Security needs to be embedded in every stage of the business cycle

Infosys is building an integrated platform that performs incident response, monitoring, proactive threat intelligence, apply analytics, and automation to monitor security breaches/ threats. The platform uses analytics and artificial intelligence to predict and alert the client on potential threats. In a recent interaction, Vishal Salvi, chief information security officer (CISO) and Head, Cyber Security Practice, Infosys, tells Sudhir Chowdhary that more than technology itself, nurturing a culture that recognises cybersecurity as top priority is critical to establishing digital trust and resiliency in these evolving times. Excerpts:

How is Infosys ensuring business resilience and IT security for its clients in the new normal?
Challenges from the enhanced threat surface due to Covid-19 brought about a greater experience in handling cybersecurity with over 200,000 employees shifting out of the organisational boundaries in a short span. We were able to move about 95% of our employees to a work-from-home model during the first three weeks of the pandemic. The massive shift to a remote working culture put enterprises at the mercy of cyber hygiene.

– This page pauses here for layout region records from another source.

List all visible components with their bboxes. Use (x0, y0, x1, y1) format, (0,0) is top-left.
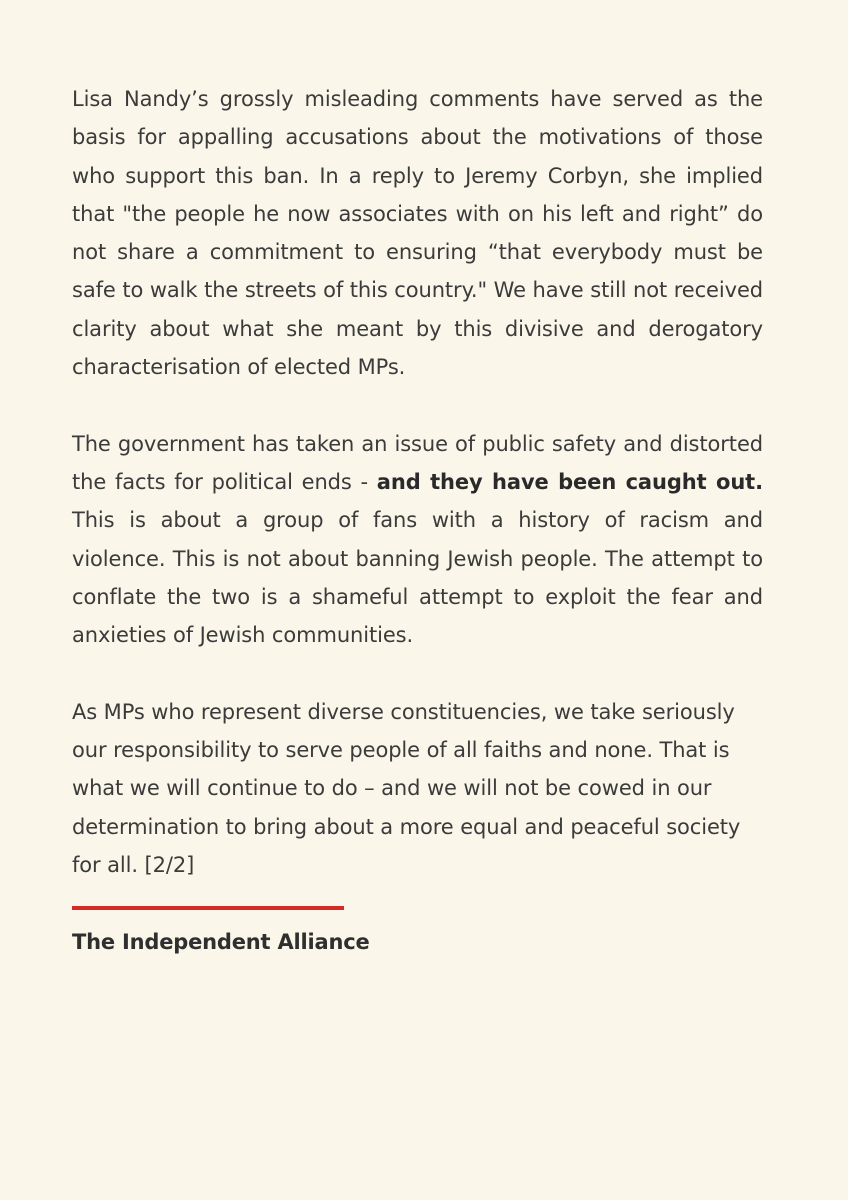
signature: The Independent Alliance (72, 930, 370, 955)
red-divider-rule (72, 906, 344, 910)
paragraph-2-text-end: This is about a group of fans with a history of racism and violence. This is not about banning Jewish people. The attempt to conflate the two is a shameful attempt to exploit the fear and anxieties of Jewish communities. (72, 508, 763, 648)
paragraph-1: Lisa Nandy’s grossly misleading comments have served as the basis for appalling accusations about the motivations of those who support this ban. In a reply to Jeremy Corbyn, she implied that "the people he now associates with on his left and right” do not share a commitment to ensuring “that everybody must be safe to walk the streets of this country." We have still not received clarity about what she meant by this divisive and derogatory characterisation of elected MPs. (72, 87, 763, 380)
statement-document (72, 80, 763, 954)
paragraph-2-bold-text: and they have been caught out. (376, 469, 763, 494)
paragraph-2-text-start: The government has taken an issue of public safety and distorted the facts for political ends - (72, 431, 763, 494)
paragraph-2 (72, 425, 763, 655)
paragraph-3: As MPs who represent diverse constituencies, we take seriously our responsibility to serve people of all faiths and none. That is what we will continue to do – and we will not be cowed in our determination to bring about a more equal and peaceful society for all. [2/2] (72, 699, 741, 877)
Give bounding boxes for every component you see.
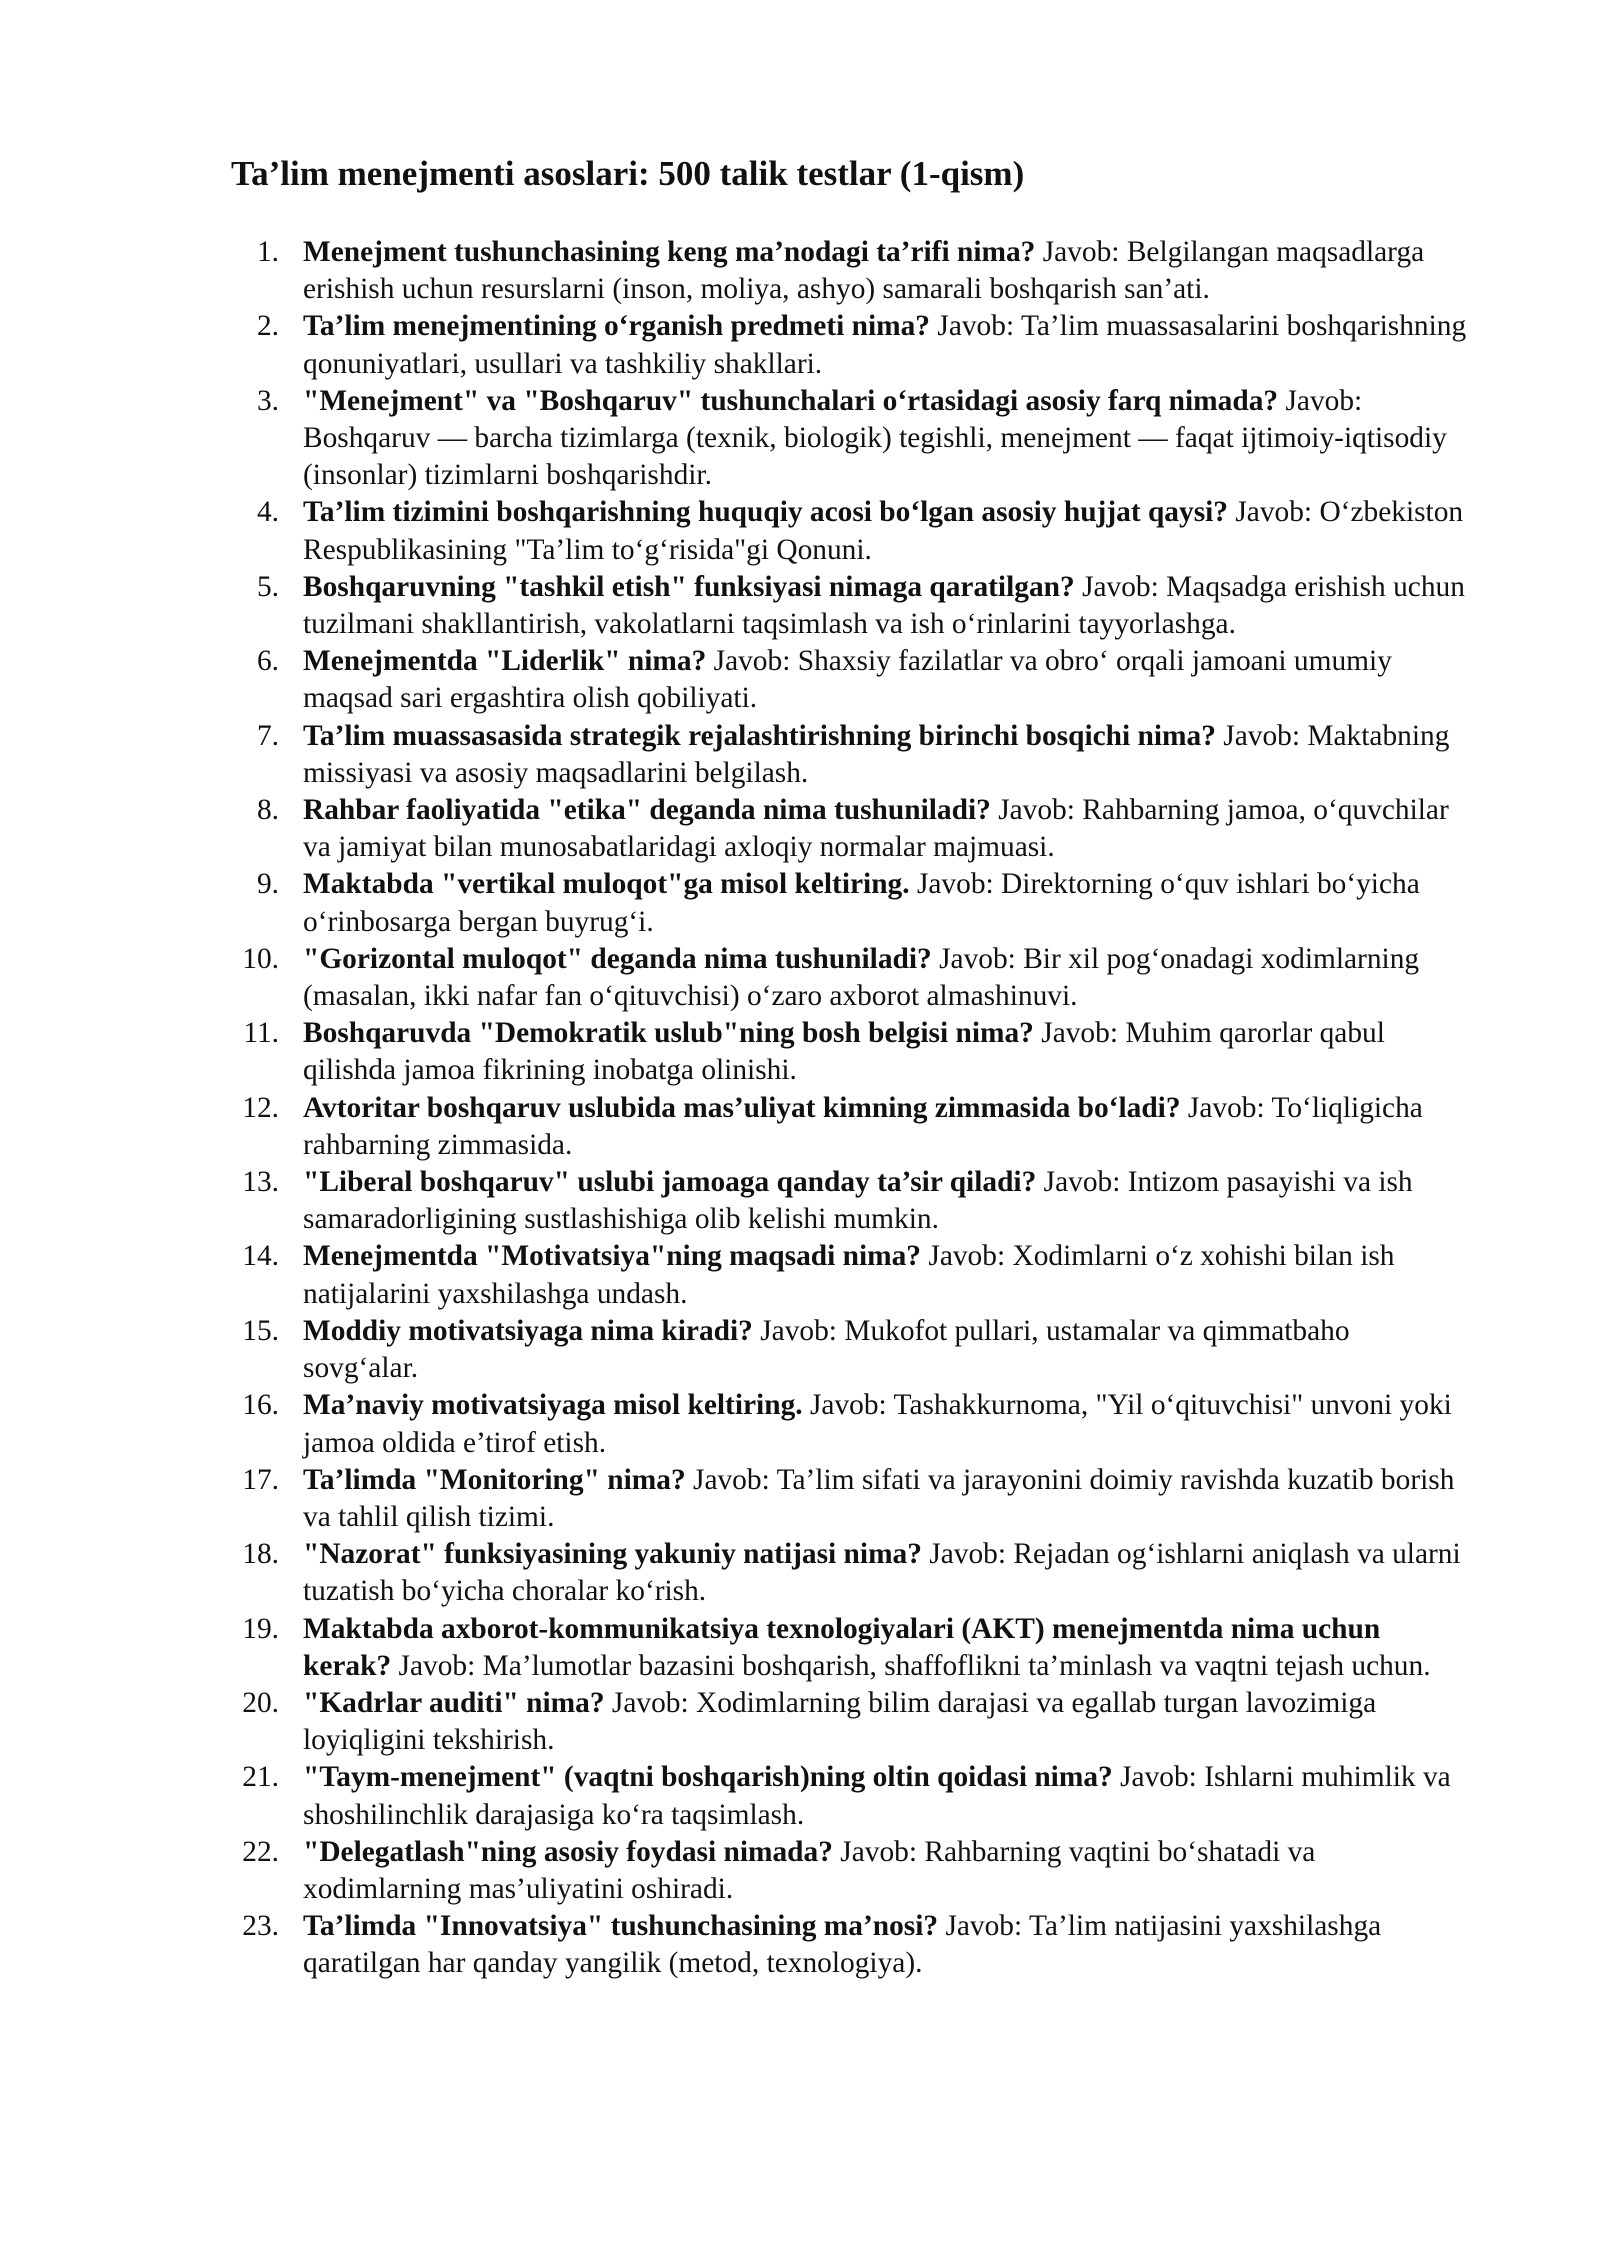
item-number: 19.	[242, 1612, 279, 1645]
answer-text: Boshqaruv — barcha tizimlarga (texnik, biologik) tegishli, menejment — faqat ijtimoiy-iqtisodiy (insonlar) tizimlarni boshqarishdir.	[303, 422, 1447, 492]
item-body	[303, 1908, 1468, 1982]
answer-label: Javob:	[713, 645, 791, 678]
answer-text: Mukofot pullari, ustamalar va qimmatbaho sovg‘alar.	[303, 1314, 1350, 1385]
answer-text: Rejadan og‘ishlarni aniqlash va ularni tuzatish bo‘yicha choralar ko‘rish.	[303, 1538, 1461, 1608]
item-body	[303, 383, 1468, 495]
answer-label: Javob:	[929, 1538, 1007, 1571]
question-text: Avtoritar boshqaruv uslubida mas’uliyat kimning zimmasida bo‘ladi?	[303, 1091, 1181, 1124]
question-text: Menejmentda "Liderlik" nima?	[303, 645, 707, 678]
answer-label: Javob:	[937, 310, 1015, 343]
answer-label: Javob:	[1120, 1761, 1197, 1794]
question-text: "Menejment" va "Boshqaruv" tushunchalari o‘rtasidagi asosiy farq nimada?	[303, 384, 1279, 417]
question-text: Ta’limda "Innovatsiya" tushunchasining ma’nosi?	[303, 1910, 939, 1943]
question-text: Rahbar faoliyatida "etika" deganda nima tushuniladi?	[303, 794, 991, 827]
list-item	[0, 1387, 1600, 1461]
question-text: "Taym-menejment" (vaqtni boshqarish)ning oltin qoidasi nima?	[303, 1761, 1113, 1794]
list-item	[0, 1759, 1600, 1833]
item-body	[303, 1536, 1468, 1610]
answer-text: Shaxsiy fazilatlar va obro‘ orqali jamoani umumiy maqsad sari ergashtira olish qobiliyati.	[303, 645, 1392, 715]
answer-label: Javob:	[1043, 1166, 1121, 1199]
item-number: 16.	[242, 1389, 279, 1422]
item-number: 9.	[256, 868, 279, 901]
item-number: 15.	[242, 1314, 279, 1347]
answer-label: Javob:	[1285, 384, 1363, 417]
item-body	[303, 1015, 1468, 1089]
item-number: 17.	[242, 1463, 279, 1496]
question-text: Ta’lim menejmentining o‘rganish predmeti nima?	[303, 310, 931, 343]
item-number: 13.	[242, 1166, 279, 1199]
answer-label: Javob:	[1041, 1017, 1118, 1050]
answer-label: Javob:	[1223, 719, 1300, 752]
answer-label: Javob:	[1187, 1091, 1265, 1124]
item-body	[303, 234, 1468, 308]
list-item	[0, 569, 1600, 643]
answer-text: Intizom pasayishi va ish samaradorligining sustlashishiga olib kelishi mumkin.	[303, 1166, 1413, 1236]
list-item	[0, 1164, 1600, 1238]
item-body	[303, 1387, 1468, 1461]
answer-text: Direktorning o‘quv ishlari bo‘yicha o‘rinbosarga bergan buyrug‘i.	[303, 868, 1420, 938]
list-item	[0, 1015, 1600, 1089]
answer-label: Javob:	[916, 868, 994, 901]
question-text: Maktabda "vertikal muloqot"ga misol keltiring.	[303, 868, 910, 901]
answer-label: Javob:	[939, 942, 1016, 975]
item-body	[303, 1685, 1468, 1759]
answer-text: Tashakkurnoma, "Yil o‘qituvchisi" unvoni yoki jamoa oldida e’tirof etish.	[303, 1389, 1452, 1459]
list-item	[0, 1611, 1600, 1685]
list-item	[0, 718, 1600, 792]
list-item	[0, 866, 1600, 940]
answer-label: Javob:	[760, 1314, 837, 1347]
list-item	[0, 941, 1600, 1015]
item-number: 2.	[256, 310, 279, 343]
list-item	[0, 1238, 1600, 1312]
item-number: 11.	[243, 1017, 279, 1050]
item-number: 14.	[242, 1240, 279, 1273]
item-number: 20.	[242, 1686, 279, 1719]
answer-text: Ta’lim muassasalarini boshqarishning qonuniyatlari, usullari va tashkiliy shakllari.	[303, 310, 1467, 380]
answer-label: Javob:	[611, 1686, 689, 1719]
question-list	[0, 234, 1600, 1983]
answer-text: Bir xil pog‘onadagi xodimlarning (masalan, ikki nafar fan o‘qituvchisi) o‘zaro axborot almashinuvi.	[303, 942, 1420, 1013]
answer-text: Xodimlarni o‘z xohishi bilan ish natijalarini yaxshilashga undash.	[303, 1240, 1395, 1310]
question-text: "Kadrlar auditi" nima?	[303, 1686, 605, 1719]
answer-text: Maqsadga erishish uchun tuzilmani shakllantirish, vakolatlarni taqsimlash va ish o‘rinlarini tayyorlashga.	[303, 570, 1465, 641]
item-body	[303, 569, 1468, 643]
list-item	[0, 1090, 1600, 1164]
item-body	[303, 494, 1468, 568]
list-item	[0, 234, 1600, 308]
answer-label: Javob:	[840, 1835, 918, 1868]
question-text: "Delegatlash"ning asosiy foydasi nimada?	[303, 1835, 833, 1868]
item-body	[303, 941, 1468, 1015]
answer-label: Javob:	[398, 1649, 476, 1682]
item-number: 4.	[256, 496, 279, 529]
item-number: 3.	[256, 384, 279, 417]
item-body	[303, 866, 1468, 940]
item-body	[303, 1164, 1468, 1238]
question-text: Ta’limda "Monitoring" nima?	[303, 1463, 686, 1496]
item-body	[303, 1238, 1468, 1312]
item-number: 12.	[242, 1091, 279, 1124]
answer-label: Javob:	[998, 794, 1075, 827]
question-text: Moddiy motivatsiyaga nima kiradi?	[303, 1314, 753, 1347]
answer-text: Rahbarning vaqtini bo‘shatadi va xodimlarning mas’uliyatini oshiradi.	[303, 1835, 1316, 1905]
item-body	[303, 643, 1468, 717]
answer-text: Ma’lumotlar bazasini boshqarish, shaffoflikni ta’minlash va vaqtni tejash uchun.	[482, 1649, 1431, 1682]
question-text: Ta’lim tizimini boshqarishning huquqiy acosi bo‘lgan asosiy hujjat qaysi?	[303, 496, 1228, 529]
item-body	[303, 792, 1468, 866]
answer-text: Ta’lim natijasini yaxshilashga qaratilgan har qanday yangilik (metod, texnologiya).	[303, 1910, 1382, 1980]
question-text: "Liberal boshqaruv" uslubi jamoaga qanday ta’sir qiladi?	[303, 1166, 1037, 1199]
answer-text: Belgilangan maqsadlarga erishish uchun resurslarni (inson, moliya, ashyo) samarali boshqarish san’ati.	[303, 236, 1425, 306]
item-number: 6.	[256, 645, 279, 678]
answer-text: Rahbarning jamoa, o‘quvchilar va jamiyat bilan munosabatlaridagi axloqiy normalar majmuasi.	[303, 794, 1449, 864]
answer-text: To‘liqligicha rahbarning zimmasida.	[303, 1091, 1423, 1161]
item-number: 8.	[256, 794, 279, 827]
item-body	[303, 308, 1468, 382]
item-number: 23.	[242, 1910, 279, 1943]
question-text: Boshqaruvda "Demokratik uslub"ning bosh belgisi nima?	[303, 1017, 1034, 1050]
answer-text: Ishlarni muhimlik va shoshilinchlik darajasiga ko‘ra taqsimlash.	[303, 1761, 1451, 1831]
item-number: 18.	[242, 1538, 279, 1571]
item-number: 21.	[242, 1761, 279, 1794]
item-number: 7.	[256, 719, 279, 752]
question-text: "Nazorat" funksiyasining yakuniy natijasi nima?	[303, 1538, 922, 1571]
question-text: "Gorizontal muloqot" deganda nima tushuniladi?	[303, 942, 932, 975]
answer-label: Javob:	[693, 1463, 770, 1496]
list-item	[0, 1536, 1600, 1610]
answer-label: Javob:	[928, 1240, 1006, 1273]
question-text: Ta’lim muassasasida strategik rejalashtirishning birinchi bosqichi nima?	[303, 719, 1216, 752]
item-body	[303, 1313, 1468, 1387]
answer-label: Javob:	[1082, 570, 1159, 603]
list-item	[0, 643, 1600, 717]
answer-text: Ta’lim sifati va jarayonini doimiy ravishda kuzatib borish va tahlil qilish tizimi.	[303, 1463, 1455, 1533]
item-body	[303, 1611, 1468, 1685]
answer-label: Javob:	[1042, 236, 1120, 268]
list-item	[0, 1834, 1600, 1908]
item-body	[303, 1090, 1468, 1164]
item-number: 22.	[242, 1835, 279, 1868]
answer-text: O‘zbekiston Respublikasining "Ta’lim to‘g‘risida"gi Qonuni.	[303, 496, 1464, 566]
question-text: Menejment tushunchasining keng ma’nodagi ta’rifi nima?	[303, 236, 1036, 268]
answer-label: Javob:	[809, 1389, 887, 1422]
question-text: Menejmentda "Motivatsiya"ning maqsadi nima?	[303, 1240, 922, 1273]
list-item	[0, 1462, 1600, 1536]
question-text: Maktabda axborot-kommunikatsiya texnologiyalari (AKT) menejmentda nima uchun kerak?	[303, 1612, 1381, 1682]
document-title: Ta’lim menejmenti asoslari: 500 talik testlar (1-qism)	[231, 154, 1025, 193]
item-body	[303, 1834, 1468, 1908]
list-item	[0, 383, 1600, 495]
item-number: 1.	[256, 236, 279, 268]
list-item	[0, 308, 1600, 382]
item-body	[303, 1759, 1468, 1833]
list-item	[0, 1313, 1600, 1387]
list-item	[0, 1685, 1600, 1759]
answer-label: Javob:	[945, 1910, 1023, 1943]
item-body	[303, 718, 1468, 792]
answer-text: Maktabning missiyasi va asosiy maqsadlarini belgilash.	[303, 719, 1450, 789]
answer-label: Javob:	[1235, 496, 1313, 529]
list-item	[0, 494, 1600, 568]
question-text: Boshqaruvning "tashkil etish" funksiyasi nimaga qaratilgan?	[303, 570, 1075, 603]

For any enterprise to be able to protect data in a distributed network of remote workspaces, information tracking and security policies need to be deployed with the business able to minimise security risks and achieve business resilience. We made significant adjustments to the rules for monitoring and use-case generation so we could adapt to the new ways of working. All our endeavours, including data aggregation and analytics for operations and infrastructure provision planning, take into consideration employee privacy mandates. We developed new models to monitor employees for reasonable assurance of their productivity without conflicting privacy mandates.

Enterprises need to ensure a proper borderless security architecture is configured when devices connect from remote locations. Organisations which are not able to make this shift are the ones who are at a risk of falling prey to cyber attacks.

How can companies lean on security to foster digital trust with customers?
As digitisation becomes more advanced and cyber attacks get more lethal and sophisticated, organisations need to be always on their guard. One way of doing that is to keep an eye on security. The secret lies in empowering and enabling all stakeholders to practice security. The principles of secure by design and privacy by design can play an important role in ensuring that security is embedded at the beginning and in every stage of the business cycle. Security also needs to be designed into every enterprise architecture. Privacy-related regulatory mandates have made it essential to incorporate privacy by design in almost every project. This plays a key role for organisations to gain digital trust which is a huge competitive differentiator today.

How can enterprises balance security and convenience to optimise the customer experience?
The time has come to focus on developing security for people. With cyber criminals increasingly targeting remote workers, additional vulnerabilities have been created. Our default reaction is to blame the victim, even penalise them. It may be vital, however, to look at why the incident occurred. The following best practices should be considered to balance security and convenience and create a better user experience;

• Upgrade VPN infrastructure to allow more bandwidth and ensure fast and seamless access to company resources for remote workers;
• Test new models for connecting effectively. For example, creating various levels of authentication based on a trust score and built from the risk factors found for each user or activity, i.e., Adaptive Authentication;
• Implement security technology and processes that are designed with the user experience in mind. For example, fine-tune session time-outs so that there is a fine balance between user experience and security;
• Ensure security is ingrained as an integral part of remote worker behaviour. Publish FAQs and other supporting documentation, conduct workshops and training to allay confusion and any resulting risks with respect to remote access.

How is Infosys boosting the efficiency and efficacy of all technology assets for business growth and cyber resiliency?
We believe in assuring digital trust by driving the mindset towards “Secure by Design”, building a resilient cybersecurity programme to “Secure by Scale” and adopt newer technologies to “Secure the Future”. We build holistic cybersecurity programmes by following our four-dimensional approach of Diagnose-Design-Deliver-Defend. This defines the Infosys CyberSecurity philosophy—Digital trust. Assured. We have a four-pronged approach—frictionless security, cyber resiliency, continuous improvement, and building security as a culture.